My research has focused on understanding the risk conferred by cancer susceptibility genes, such as BRCA1, BRCA2 and PALB2, and on advancing cancer risk prediction through the development of multifactorial cancer risk prediction models and tools that are used in routine clinical practice. They include the development of the BOADICEA breast and ovarian cancer risk prediction model and its implementation into the free-access CanRisk tool – endorsed by several national and international clinical management guidelines to support decisions on cancer risks.
The research in my group currently focuses on four areas: improving cancer risk stratification by developing multifactorial algorithms; identifying and characterising novel cancer risks factors; developing user-friendly tools to facilitate personalised risk prediction in routine clinical practice; and on operationalising routine multifactorial cancer risk assessment in clinical practice through trials and feasibility studies.
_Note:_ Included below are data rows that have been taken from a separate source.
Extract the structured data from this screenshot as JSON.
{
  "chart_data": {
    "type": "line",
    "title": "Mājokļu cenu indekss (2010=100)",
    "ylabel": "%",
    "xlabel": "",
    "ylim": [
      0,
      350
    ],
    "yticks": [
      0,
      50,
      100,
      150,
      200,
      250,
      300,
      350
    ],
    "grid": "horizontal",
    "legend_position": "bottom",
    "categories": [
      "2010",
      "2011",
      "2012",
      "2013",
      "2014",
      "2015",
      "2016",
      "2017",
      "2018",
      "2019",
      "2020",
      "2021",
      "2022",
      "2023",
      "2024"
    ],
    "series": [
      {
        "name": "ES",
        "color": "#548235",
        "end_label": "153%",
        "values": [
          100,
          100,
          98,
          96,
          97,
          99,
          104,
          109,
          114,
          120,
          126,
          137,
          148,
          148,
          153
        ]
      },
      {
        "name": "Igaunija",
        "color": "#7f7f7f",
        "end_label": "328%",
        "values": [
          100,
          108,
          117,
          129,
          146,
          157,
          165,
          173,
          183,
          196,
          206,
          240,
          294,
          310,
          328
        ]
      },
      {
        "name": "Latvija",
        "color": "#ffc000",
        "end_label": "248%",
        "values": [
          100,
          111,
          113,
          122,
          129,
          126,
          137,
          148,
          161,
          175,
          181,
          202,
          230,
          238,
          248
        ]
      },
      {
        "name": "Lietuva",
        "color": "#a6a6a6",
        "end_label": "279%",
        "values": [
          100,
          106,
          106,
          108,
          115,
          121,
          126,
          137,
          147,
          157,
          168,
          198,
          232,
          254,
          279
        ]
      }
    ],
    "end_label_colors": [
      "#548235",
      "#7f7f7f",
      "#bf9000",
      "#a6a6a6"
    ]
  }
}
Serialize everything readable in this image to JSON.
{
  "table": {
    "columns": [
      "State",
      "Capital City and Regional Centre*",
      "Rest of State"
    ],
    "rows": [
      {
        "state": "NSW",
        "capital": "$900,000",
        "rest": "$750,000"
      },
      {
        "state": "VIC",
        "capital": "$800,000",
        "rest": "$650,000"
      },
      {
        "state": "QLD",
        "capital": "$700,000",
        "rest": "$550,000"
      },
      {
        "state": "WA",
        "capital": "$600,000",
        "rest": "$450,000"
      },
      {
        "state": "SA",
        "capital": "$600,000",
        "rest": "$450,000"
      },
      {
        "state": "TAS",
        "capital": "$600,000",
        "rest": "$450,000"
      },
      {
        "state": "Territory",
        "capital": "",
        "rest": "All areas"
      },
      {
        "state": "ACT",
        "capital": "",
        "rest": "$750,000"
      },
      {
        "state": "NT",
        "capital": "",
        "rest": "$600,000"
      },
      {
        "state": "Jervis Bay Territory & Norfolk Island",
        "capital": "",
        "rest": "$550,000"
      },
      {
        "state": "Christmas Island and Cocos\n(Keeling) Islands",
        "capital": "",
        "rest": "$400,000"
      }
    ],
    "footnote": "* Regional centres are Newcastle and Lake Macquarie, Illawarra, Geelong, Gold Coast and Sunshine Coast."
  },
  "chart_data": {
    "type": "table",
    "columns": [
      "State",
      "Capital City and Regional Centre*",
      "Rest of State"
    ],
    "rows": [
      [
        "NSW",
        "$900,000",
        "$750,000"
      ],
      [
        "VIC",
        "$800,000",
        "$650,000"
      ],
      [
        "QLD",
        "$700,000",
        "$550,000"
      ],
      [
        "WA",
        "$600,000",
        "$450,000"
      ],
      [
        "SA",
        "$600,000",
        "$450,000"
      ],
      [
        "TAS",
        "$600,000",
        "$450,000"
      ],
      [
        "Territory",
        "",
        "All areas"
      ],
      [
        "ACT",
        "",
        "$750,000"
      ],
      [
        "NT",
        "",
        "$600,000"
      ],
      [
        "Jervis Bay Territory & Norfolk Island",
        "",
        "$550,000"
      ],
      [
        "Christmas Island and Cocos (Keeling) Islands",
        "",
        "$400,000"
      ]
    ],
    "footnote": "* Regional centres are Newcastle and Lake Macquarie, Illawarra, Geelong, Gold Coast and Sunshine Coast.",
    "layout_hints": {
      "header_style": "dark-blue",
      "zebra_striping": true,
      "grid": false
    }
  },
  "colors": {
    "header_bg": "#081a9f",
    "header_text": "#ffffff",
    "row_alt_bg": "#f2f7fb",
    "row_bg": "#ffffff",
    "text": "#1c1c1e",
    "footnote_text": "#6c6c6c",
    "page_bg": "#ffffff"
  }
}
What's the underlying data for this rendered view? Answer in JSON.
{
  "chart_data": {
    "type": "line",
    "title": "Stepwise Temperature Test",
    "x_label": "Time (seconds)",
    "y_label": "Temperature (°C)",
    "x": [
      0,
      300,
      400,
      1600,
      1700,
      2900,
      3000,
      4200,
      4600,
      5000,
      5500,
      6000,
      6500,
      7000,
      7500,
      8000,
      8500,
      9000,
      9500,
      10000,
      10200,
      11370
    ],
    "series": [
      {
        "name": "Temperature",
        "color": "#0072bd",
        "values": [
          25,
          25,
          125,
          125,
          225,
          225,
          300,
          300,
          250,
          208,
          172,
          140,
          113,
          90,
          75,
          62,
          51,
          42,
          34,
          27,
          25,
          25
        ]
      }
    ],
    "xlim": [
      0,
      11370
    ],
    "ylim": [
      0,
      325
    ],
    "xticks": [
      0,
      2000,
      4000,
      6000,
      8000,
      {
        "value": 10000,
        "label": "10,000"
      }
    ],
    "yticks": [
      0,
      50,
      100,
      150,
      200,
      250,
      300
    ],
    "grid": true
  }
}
These align closely with the strategic objectives of the CD3 initiative.
Cancer Data Driven Detection (CD3) is a national research initiative dedicated to using data to revolutionise our understanding of cancer risk and allow early detection of cancers.
Cancer Research UK are leading the project with support from Health Data Research UK, The Alan Turing Institute and the Economic and Social Research Council’s Administrative Data Research UK programme.
Our Early Detection and Diagnosis of Cancer Roadmap set out that at present we lack a deep understanding of who is most at risk of developing cancer and that addressing this would transform our ability to detect and prevent it.
This programme will be an exemplar of our Research Data Strategy, demonstrating the value of taking a data-driven approach to cancer research.